【クラウドWatch】勤務シフト、AIと行動心理学で作成

 ■セコム、自動化サービス共同開発

 セコムのグループ会社でBPO・ICT事業を担うセコムトラストシステムズは、吉野家と人工知能(AI)ベンチャーのエクサウィザーズ(東京都港区)とともに、勤務シフトの「AI自動作成機能」と、AIと行動心理学を活用した「AIリコメンド機能」の2つのAI機能を搭載した勤務シフト自動作成サービス「セコムかんたんシフトスケジュール」を開発したと発表した。9月にサービス開始予定。

 ◆吉野家ノウハウ活用

 開発したサービスは、多くのアルバイトやパートなどのスタッフを抱える飲食・小売業の店舗管理者にとって大きな負担となっている勤務シフトの作成を効率化する。
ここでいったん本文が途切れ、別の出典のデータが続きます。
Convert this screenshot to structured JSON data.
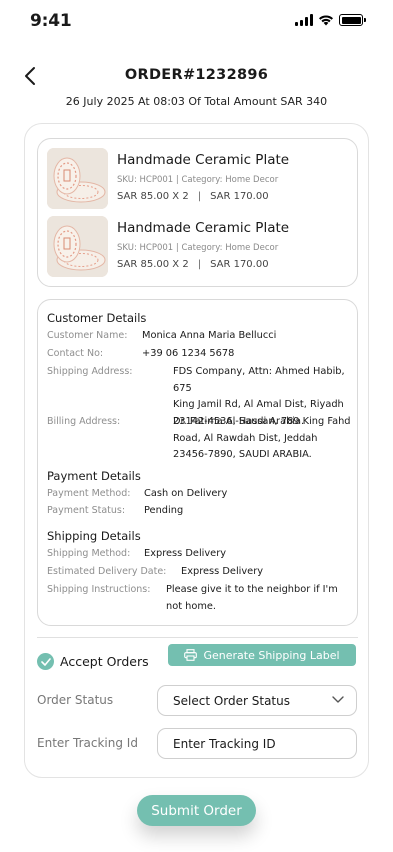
{
  "status_bar": {
    "time": "9:41"
  },
  "header": {
    "title": "ORDER#1232896",
    "subtitle": "26 July 2025 At 08:03 Of Total Amount SAR 340"
  },
  "products": [
    {
      "name": "Handmade Ceramic Plate",
      "meta": "SKU: HCP001 | Category: Home Decor",
      "qty_price": "SAR 85.00 X 2",
      "separator": "|",
      "total": "SAR 170.00"
    },
    {
      "name": "Handmade Ceramic Plate",
      "meta": "SKU: HCP001 | Category: Home Decor",
      "qty_price": "SAR 85.00 X 2",
      "separator": "|",
      "total": "SAR 170.00"
    }
  ],
  "customer": {
    "title": "Customer Details",
    "name_label": "Customer Name:",
    "name": "Monica Anna Maria Bellucci",
    "contact_label": "Contact No:",
    "contact": "+39 06 1234 5678",
    "shipping_label": "Shipping Address:",
    "shipping_lines": [
      "FDS Company, Attn: Ahmed Habib, 675",
      "King Jamil Rd, Al Amal Dist, Riyadh",
      "23142-4536, Saudi Arabia."
    ],
    "billing_label": "Billing Address:",
    "billing_lines": [
      "Dr. Fatima Al-Hassan, 789 King Fahd",
      "Road, Al Rawdah Dist, Jeddah",
      "23456-7890, SAUDI ARABIA."
    ]
  },
  "payment": {
    "title": "Payment Details",
    "method_label": "Payment Method:",
    "method": "Cash on Delivery",
    "status_label": "Payment Status:",
    "status": "Pending"
  },
  "shipping": {
    "title": "Shipping Details",
    "method_label": "Shipping Method:",
    "method": "Express Delivery",
    "eta_label": "Estimated Delivery Date:",
    "eta": "Express Delivery",
    "instructions_label": "Shipping Instructions:",
    "instructions_lines": [
      "Please give it to the neighbor if I'm",
      "not home."
    ]
  },
  "actions": {
    "accept_label": "Accept Orders",
    "accept_checked": true,
    "generate_label": "Generate Shipping Label",
    "order_status_label": "Order Status",
    "order_status_value": "Select Order Status",
    "tracking_label": "Enter Tracking Id",
    "tracking_placeholder": "Enter Tracking ID",
    "submit_label": "Submit Order"
  },
  "colors": {
    "accent": "#74bfb0",
    "border": "#d9d9d9",
    "muted_text": "#8e8e8e"
  },
  "icons": [
    "back-arrow-icon",
    "signal-icon",
    "wifi-icon",
    "battery-icon",
    "check-icon",
    "printer-icon",
    "chevron-down-icon"
  ]
}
 警備員や看護師向けのAIを使った勤務シフト自動作成の技術と長年の運用経験を持つセコム、飲食店舗運営の豊富なノウハウを有する吉野家、AIによる人事業務サポート技術と実績を有するエクサウィザーズが得意分野の技術などを持ち寄って新サービスを開発した。AIと行動心理学を活用したサービスは国内初だ。行動心理学に関しては、社会心理学者の正木郁太郎氏(東京大学・大学総合教育研究センター特任研究員)の監修を受けている。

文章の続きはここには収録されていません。